I would like to prove something of the form $|A_{1}(u)| \leq c \lVert u \rVert_{L^{\infty}}$ and $|A_{2}(u)| \leq c \lVert \nabla u \rVert_{L^{\infty}}$ for some operators $A_{1},\ A_{2}$ and arbitrary constant $c$. I am working on domain $\Omega \subset \mathbb{R}^{2}$ which is bounded and open, and has $C^{1}$ boundary. I know that $u \in W^{1,p}(\Omega)$ for $p > 2$. From this I can use general Sobolev embeddings to show that $W^{1,p} \hookrightarrow C^{0,\gamma}$ for some $\gamma < 1$. If I now also assume that $u$ is a bounded function on $\Omega$ such that $u \in L^{\infty}(\Omega)$ I would like to show that $\nabla u \in L^{\infty}(\Omega)$, which seems as though it should also be valid. I only have intuition on this, but it seems as though a continuous function should have a bounded derivative a.e. if it is bounded itself.

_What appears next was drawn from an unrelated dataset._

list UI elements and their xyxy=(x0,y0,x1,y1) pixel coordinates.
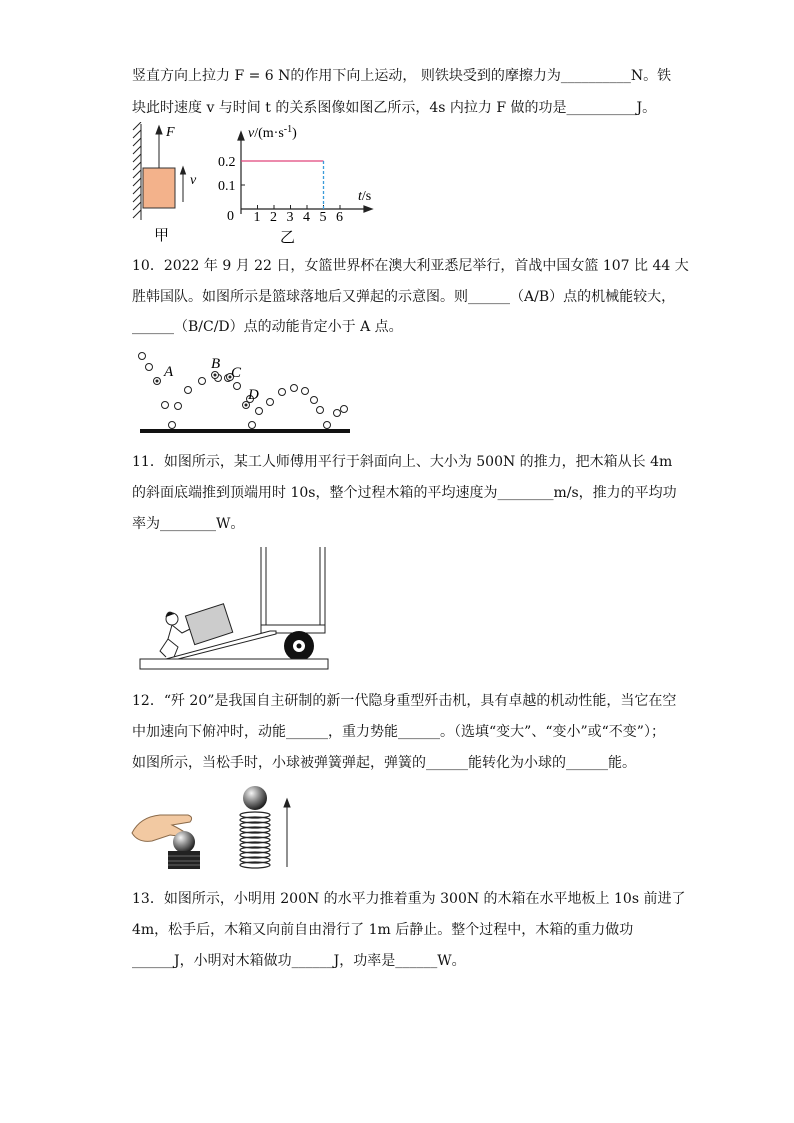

I am not sure how to show the above result, though. I think that what I need to do is to show that if the Cauchy sequence $\{u_{n}\}$ for $u_{n} \in L^{\infty}(\Omega) \cap C^{0,\gamma}(\Omega)$ converges to $u \in L^{\infty} \cap C^{0,\gamma}(\Omega)$ (i.e. $u_{n} \rightarrow u$ in $L^{\infty}$) then this also implies that $\{\nabla u_{n}\}$ is a Cauchy sequence with $\nabla u_{n} \rightarrow \nabla u^{*}$ and then show that $u^{*} = u$. However, I am not sure how to do this at all. Any help would be appreciated.
Let $\Omega = \overline{B_1(0)}$ and $u(x) := \sqrt{1-\Vert x\Vert^2}$.
Then $u\in C^0(\Omega) \cap L^\infty(\Omega) \cap C^\infty(\Omega^\circ)$, but $\nabla u \notin L^\infty(\Omega)$, thus this $u$ serves as a counter-example.